McDonald's is rolling out a software system that will anticipate customer demand across thousands of European fast-food...

McDonald's is rolling out a software system that will anticipate customer demand across thousands of European fast-food establishments and improve management of food and materials stock levels.

The system, from Manugistics, is already being used in France and Germany where it has reduced costs and helped to make McDonald's existing supply chain more efficient.

McDonald's now plans to roll out Manugistics' advanced Forecasting and Replenishment product in the UK, Sweden and Austria.

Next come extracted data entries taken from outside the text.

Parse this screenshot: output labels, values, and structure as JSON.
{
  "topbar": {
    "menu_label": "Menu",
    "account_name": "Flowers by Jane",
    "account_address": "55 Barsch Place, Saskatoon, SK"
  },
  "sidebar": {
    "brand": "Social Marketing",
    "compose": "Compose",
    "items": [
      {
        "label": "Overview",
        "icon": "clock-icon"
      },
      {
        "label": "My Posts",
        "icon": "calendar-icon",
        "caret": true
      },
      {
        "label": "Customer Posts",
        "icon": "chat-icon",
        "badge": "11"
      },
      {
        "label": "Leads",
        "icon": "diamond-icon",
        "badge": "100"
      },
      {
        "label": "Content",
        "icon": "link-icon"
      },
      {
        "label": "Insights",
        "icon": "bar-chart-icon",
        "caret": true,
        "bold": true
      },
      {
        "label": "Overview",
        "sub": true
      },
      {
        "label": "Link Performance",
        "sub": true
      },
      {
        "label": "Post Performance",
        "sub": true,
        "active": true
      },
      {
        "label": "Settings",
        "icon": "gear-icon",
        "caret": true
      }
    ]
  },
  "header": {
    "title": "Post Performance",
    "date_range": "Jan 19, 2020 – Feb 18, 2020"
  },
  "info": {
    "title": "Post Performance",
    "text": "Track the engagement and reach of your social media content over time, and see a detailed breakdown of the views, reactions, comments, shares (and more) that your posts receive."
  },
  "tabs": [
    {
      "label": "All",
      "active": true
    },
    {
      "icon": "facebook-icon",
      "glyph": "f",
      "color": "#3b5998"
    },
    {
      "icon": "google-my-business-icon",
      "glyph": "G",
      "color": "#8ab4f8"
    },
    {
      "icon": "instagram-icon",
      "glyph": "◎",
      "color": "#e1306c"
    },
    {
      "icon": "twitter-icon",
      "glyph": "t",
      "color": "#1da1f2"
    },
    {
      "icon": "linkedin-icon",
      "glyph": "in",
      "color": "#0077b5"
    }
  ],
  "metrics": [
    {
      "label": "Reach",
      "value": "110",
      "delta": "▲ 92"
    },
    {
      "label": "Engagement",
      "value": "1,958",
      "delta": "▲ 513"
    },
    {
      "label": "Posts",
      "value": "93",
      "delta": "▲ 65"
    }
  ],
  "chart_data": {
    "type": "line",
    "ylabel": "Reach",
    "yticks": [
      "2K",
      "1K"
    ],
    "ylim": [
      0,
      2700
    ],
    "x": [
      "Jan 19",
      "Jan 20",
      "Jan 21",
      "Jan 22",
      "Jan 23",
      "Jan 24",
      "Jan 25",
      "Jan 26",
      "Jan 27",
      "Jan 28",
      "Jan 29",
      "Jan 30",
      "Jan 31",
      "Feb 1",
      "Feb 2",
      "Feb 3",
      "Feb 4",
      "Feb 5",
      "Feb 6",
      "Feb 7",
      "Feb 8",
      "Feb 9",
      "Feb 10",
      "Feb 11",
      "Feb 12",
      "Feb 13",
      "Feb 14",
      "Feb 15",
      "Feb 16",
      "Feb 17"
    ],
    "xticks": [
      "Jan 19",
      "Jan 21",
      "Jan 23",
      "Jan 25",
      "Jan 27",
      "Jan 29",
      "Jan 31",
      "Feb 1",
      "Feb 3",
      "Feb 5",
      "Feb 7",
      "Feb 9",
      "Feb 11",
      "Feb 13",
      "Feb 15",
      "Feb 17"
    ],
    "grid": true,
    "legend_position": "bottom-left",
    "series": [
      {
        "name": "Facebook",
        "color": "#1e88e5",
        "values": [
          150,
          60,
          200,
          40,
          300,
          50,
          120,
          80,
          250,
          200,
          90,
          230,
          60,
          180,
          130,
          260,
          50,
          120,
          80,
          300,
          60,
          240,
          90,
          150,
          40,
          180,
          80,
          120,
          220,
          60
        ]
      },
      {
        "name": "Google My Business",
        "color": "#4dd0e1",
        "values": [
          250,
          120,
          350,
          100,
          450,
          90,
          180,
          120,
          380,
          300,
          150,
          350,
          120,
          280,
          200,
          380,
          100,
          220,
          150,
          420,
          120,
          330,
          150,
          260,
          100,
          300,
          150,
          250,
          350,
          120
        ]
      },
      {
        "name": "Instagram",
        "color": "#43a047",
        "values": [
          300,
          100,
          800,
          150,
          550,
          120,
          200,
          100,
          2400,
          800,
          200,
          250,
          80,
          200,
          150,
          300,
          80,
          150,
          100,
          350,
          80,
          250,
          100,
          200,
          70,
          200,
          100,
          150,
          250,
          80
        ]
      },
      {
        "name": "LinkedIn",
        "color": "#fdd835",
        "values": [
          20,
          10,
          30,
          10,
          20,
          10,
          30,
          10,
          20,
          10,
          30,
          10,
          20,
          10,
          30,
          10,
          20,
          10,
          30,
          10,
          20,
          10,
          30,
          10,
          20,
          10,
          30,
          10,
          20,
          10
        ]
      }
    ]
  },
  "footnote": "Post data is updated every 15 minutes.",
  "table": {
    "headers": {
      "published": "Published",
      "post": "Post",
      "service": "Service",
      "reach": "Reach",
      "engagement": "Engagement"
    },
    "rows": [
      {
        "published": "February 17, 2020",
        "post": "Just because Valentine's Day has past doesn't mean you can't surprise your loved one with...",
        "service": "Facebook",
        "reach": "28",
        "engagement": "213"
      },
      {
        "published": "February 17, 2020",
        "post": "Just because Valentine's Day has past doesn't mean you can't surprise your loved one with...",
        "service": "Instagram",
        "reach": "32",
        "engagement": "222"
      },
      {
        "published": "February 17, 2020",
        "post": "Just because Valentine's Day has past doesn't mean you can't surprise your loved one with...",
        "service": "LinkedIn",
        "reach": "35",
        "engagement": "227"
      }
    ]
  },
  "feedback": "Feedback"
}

The fast food retailer then plans to deploy the manufacturer's products in operations throughout Europe's major countries within two years.

Lora Cecere, research director at AMR Research, said, "McDonald's has been a client of Manugistics since the 1990s and the European implementation is the second implementation. The Manugistics suite is one of the most scalable client server or web-based architectures and was selected after due diligence and testing."

Manugistics would not comment on the size of the contract, but Cecere, who is familiar with the deal, estimated that it could have ranged from £220,000 to £660,000 in licences and services.

Thomas Schachner, senior director of global logistics and supply chain integration at McDonald's, said, "Through high-levels of forecast accuracy, supply chain visibility and decision support, we have already achieved payback [on the systems that are deployed in France and Germany]."

The savings came as a result of improved restaurant inventory levels and in-restaurant efficiencies including product and recipe usage yields, reductions in waste, transport and purchasing costs, said Schachner.

"Based on these results across a network of nearly 2,000 European restaurants live today, we shall be rolling out aggressively across the rest of the region," Schachner said.

Cecere said that for companies to implement a demand-driven supply network they need to alter the way they think about traditional supply chains, and be committed to the expectations and requirements of the customer.

"This is a culture that is built upon the ability to listen, respond, and adapt to customers by using organisational resources as a weapon for market competitiveness," said Cecere.